1939 - Store opens Gift Annex at 22 West Park, doubling the floor space. [made L with existing store]
Wiss introduces the MetalMaster compound action tin snip.
1941 - Feature article in Newark Athletic Club Magazine: The Name of WISS -- Long Identified With Newark Industry.
1945 - Store opens branch at 554 Central Ave, East Orange.
1948 - 100th anniversary year is celebrated with:
1951 - Store opens gift shop, leased in Koos Bros., Rahway.
1949 - The 4,000,000th Pinking Shears was made on August 4, 1949.
1955 - Robert Wiss dies. Eldest son Richard becomes president.
East Orange store moves to 594 Central Ave, as the former location was in the way of a road widening.
In a New York Sunday Mirror article Sam Briskman states that 20,000,000 Wiss-made pinking shears have been sold.
1956 - Wiss Building is sold.
1958 - Factory buys Kroyden plant at 228 Burnett Ave, Maplewood, NJ, to make garden tools and pinking shears.
1961 - Wiss Sons Store was merged into a division of Zale Corporation.
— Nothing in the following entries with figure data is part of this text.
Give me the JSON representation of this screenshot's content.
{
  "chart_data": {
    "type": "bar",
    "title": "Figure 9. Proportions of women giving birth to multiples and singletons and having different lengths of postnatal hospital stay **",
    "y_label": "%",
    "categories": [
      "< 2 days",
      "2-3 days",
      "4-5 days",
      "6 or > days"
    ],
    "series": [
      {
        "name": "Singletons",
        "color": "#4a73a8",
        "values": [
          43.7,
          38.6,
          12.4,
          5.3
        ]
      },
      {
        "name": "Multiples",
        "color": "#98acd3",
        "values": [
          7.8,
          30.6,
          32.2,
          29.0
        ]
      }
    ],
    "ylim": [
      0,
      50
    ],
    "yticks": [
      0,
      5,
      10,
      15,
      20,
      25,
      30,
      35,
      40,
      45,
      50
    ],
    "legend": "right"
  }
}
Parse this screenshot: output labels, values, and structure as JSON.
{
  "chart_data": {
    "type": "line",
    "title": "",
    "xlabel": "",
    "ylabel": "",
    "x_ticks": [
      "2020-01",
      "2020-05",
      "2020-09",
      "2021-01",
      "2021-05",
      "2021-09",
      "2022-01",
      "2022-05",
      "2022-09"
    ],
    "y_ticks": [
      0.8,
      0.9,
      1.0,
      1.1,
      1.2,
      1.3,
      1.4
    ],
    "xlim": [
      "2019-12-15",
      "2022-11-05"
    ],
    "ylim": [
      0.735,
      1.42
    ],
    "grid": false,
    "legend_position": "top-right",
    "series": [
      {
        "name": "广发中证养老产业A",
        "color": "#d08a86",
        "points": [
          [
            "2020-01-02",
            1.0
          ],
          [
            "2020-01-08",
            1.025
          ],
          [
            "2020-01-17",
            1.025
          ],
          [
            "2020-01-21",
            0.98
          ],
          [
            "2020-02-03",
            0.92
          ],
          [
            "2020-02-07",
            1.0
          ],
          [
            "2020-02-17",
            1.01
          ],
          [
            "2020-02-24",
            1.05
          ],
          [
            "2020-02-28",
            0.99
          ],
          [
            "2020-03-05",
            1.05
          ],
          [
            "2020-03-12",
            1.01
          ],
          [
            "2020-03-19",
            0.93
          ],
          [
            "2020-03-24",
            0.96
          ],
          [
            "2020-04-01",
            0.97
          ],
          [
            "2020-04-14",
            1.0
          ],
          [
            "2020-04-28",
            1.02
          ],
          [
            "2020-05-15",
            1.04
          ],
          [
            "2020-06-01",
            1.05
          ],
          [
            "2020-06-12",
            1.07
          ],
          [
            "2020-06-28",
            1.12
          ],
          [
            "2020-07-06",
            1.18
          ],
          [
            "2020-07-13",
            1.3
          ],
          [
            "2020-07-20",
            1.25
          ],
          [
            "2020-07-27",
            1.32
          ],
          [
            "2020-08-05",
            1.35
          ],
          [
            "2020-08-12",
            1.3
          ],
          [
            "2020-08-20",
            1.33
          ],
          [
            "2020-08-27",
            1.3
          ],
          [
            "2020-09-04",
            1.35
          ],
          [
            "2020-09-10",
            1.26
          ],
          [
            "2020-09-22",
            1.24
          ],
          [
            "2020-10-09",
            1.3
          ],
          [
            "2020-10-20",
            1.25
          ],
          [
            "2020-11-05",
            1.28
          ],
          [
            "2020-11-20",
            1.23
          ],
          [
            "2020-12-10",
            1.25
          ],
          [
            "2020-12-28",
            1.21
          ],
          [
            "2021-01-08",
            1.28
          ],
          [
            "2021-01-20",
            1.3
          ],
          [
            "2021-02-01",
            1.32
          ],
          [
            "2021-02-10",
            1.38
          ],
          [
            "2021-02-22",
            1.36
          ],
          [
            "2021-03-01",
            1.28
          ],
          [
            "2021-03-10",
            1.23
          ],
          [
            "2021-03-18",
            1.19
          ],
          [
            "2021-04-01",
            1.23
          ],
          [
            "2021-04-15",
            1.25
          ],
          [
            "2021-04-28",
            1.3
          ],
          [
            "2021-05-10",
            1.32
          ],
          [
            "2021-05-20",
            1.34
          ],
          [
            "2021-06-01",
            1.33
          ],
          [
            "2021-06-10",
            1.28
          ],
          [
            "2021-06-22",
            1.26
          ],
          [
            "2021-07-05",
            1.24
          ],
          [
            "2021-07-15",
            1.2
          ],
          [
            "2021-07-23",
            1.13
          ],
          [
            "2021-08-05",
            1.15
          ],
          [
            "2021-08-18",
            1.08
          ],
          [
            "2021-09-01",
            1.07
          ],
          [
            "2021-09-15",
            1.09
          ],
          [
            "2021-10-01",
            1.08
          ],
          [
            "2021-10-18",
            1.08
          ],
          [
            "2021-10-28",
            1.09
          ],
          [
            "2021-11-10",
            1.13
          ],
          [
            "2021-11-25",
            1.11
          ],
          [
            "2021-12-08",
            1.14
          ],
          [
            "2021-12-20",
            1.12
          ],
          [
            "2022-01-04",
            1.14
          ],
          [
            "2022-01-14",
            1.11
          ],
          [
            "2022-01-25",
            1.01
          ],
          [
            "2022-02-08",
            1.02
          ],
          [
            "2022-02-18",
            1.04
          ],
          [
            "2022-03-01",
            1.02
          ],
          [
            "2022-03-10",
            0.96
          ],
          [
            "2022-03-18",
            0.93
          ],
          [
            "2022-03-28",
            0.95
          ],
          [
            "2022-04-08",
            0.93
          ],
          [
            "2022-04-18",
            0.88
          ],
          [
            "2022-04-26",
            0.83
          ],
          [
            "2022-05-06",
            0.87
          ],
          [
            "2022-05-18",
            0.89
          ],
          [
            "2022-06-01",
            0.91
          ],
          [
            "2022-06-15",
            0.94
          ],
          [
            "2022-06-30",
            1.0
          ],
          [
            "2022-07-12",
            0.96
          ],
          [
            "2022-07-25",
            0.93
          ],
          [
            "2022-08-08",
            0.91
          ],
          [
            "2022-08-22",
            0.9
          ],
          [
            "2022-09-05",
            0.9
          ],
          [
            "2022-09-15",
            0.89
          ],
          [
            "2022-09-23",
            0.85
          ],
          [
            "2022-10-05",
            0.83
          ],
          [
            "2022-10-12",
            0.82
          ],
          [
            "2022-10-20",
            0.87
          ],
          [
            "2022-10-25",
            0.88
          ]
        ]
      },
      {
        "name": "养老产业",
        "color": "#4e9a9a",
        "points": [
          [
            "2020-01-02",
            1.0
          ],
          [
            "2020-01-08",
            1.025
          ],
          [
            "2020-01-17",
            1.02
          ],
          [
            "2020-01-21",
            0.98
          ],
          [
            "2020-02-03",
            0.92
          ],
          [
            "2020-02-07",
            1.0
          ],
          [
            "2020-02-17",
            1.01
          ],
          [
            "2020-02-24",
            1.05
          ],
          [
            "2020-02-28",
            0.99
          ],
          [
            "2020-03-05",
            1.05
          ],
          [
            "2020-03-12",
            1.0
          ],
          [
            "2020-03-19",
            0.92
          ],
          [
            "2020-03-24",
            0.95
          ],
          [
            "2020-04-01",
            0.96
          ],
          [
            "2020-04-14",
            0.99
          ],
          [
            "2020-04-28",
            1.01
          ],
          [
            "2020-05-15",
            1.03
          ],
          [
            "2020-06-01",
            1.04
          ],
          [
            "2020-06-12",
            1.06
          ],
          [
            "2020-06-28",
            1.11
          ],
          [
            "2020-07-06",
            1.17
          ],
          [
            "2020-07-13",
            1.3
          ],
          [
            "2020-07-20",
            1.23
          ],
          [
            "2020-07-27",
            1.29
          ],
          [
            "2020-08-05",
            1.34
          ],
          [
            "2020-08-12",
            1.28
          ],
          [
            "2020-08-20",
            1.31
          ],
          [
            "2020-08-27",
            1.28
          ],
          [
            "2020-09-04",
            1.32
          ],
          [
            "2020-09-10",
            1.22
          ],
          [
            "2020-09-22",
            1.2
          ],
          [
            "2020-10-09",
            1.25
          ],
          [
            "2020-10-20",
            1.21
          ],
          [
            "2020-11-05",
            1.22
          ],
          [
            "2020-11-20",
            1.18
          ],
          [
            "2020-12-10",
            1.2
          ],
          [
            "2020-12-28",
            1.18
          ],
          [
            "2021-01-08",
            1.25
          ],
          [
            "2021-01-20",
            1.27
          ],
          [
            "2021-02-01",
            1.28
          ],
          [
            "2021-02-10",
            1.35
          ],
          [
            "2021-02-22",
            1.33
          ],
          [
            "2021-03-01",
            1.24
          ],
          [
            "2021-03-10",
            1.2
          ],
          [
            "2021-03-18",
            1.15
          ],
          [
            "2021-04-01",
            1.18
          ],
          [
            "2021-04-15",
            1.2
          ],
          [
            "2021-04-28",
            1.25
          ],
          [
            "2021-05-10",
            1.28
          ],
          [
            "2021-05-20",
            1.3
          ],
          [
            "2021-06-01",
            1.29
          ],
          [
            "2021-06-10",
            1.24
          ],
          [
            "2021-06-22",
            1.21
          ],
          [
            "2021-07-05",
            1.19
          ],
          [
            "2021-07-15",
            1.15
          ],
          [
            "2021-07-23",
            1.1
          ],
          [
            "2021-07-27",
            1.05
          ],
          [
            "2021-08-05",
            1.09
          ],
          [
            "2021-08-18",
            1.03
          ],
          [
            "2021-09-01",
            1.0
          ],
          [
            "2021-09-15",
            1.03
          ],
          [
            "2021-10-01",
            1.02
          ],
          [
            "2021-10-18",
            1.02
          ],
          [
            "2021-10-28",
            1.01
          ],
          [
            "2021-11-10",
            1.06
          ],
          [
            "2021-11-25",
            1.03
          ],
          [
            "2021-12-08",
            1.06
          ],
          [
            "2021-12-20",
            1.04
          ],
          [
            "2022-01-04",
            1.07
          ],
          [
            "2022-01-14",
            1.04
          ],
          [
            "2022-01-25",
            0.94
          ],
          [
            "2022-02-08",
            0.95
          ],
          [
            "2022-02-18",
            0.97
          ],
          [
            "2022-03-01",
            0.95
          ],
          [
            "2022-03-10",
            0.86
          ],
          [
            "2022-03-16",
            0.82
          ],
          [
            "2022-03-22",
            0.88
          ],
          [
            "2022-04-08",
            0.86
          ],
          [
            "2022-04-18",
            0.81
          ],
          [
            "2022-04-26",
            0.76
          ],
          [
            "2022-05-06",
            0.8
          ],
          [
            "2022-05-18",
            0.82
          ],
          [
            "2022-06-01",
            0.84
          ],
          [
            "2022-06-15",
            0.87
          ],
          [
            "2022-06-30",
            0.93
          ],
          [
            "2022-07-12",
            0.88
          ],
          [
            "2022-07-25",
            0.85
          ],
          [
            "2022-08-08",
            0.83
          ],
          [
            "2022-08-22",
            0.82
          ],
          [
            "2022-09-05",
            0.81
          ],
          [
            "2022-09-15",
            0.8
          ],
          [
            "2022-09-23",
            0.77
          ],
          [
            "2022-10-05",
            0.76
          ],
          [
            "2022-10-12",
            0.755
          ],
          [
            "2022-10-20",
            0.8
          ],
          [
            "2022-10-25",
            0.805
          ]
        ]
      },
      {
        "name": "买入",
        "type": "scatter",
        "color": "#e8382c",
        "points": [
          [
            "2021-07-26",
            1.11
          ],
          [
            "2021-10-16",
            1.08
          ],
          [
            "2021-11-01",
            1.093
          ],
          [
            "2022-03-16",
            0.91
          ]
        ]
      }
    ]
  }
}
Renamed Wiss Jewelry Co.
1962 - Factory buys 1-1/2 acres at 1835 Burnet Ave, Union, NJ, which adjoined the Maplewood plant plant. Builds building?
1966 - Factory in Newark opens the first two buildings of the new five-building complex.
Wiss puchases Crook-Miller Co., of Ohio, manufacturers of farm and garden tool replacement handles.
1967 - Factory completes third and final production building in expansion program. Building is for wet grinding and heat treating.
1970 - Wiss purchases 133-year-old Boker Manufacturing Co., Maplewood, NJ, producers of the Boker Tree Brand pocket and hunting knives.
Office building at 400 West Market St. finished, completing expansion in Newark.
1972 - Richard Wiss retires from presidency at age 58.
Wiss loses Trimline Trademark.
1973 - Paul G. Richards is hired as president.
1974 - Crook-Miller is sold on July 9, 1974.
1976 - Business is sold to Cooper Hand Tools, division of Cooper Industries on December 1, 1976. Now part of Apex Tool Group.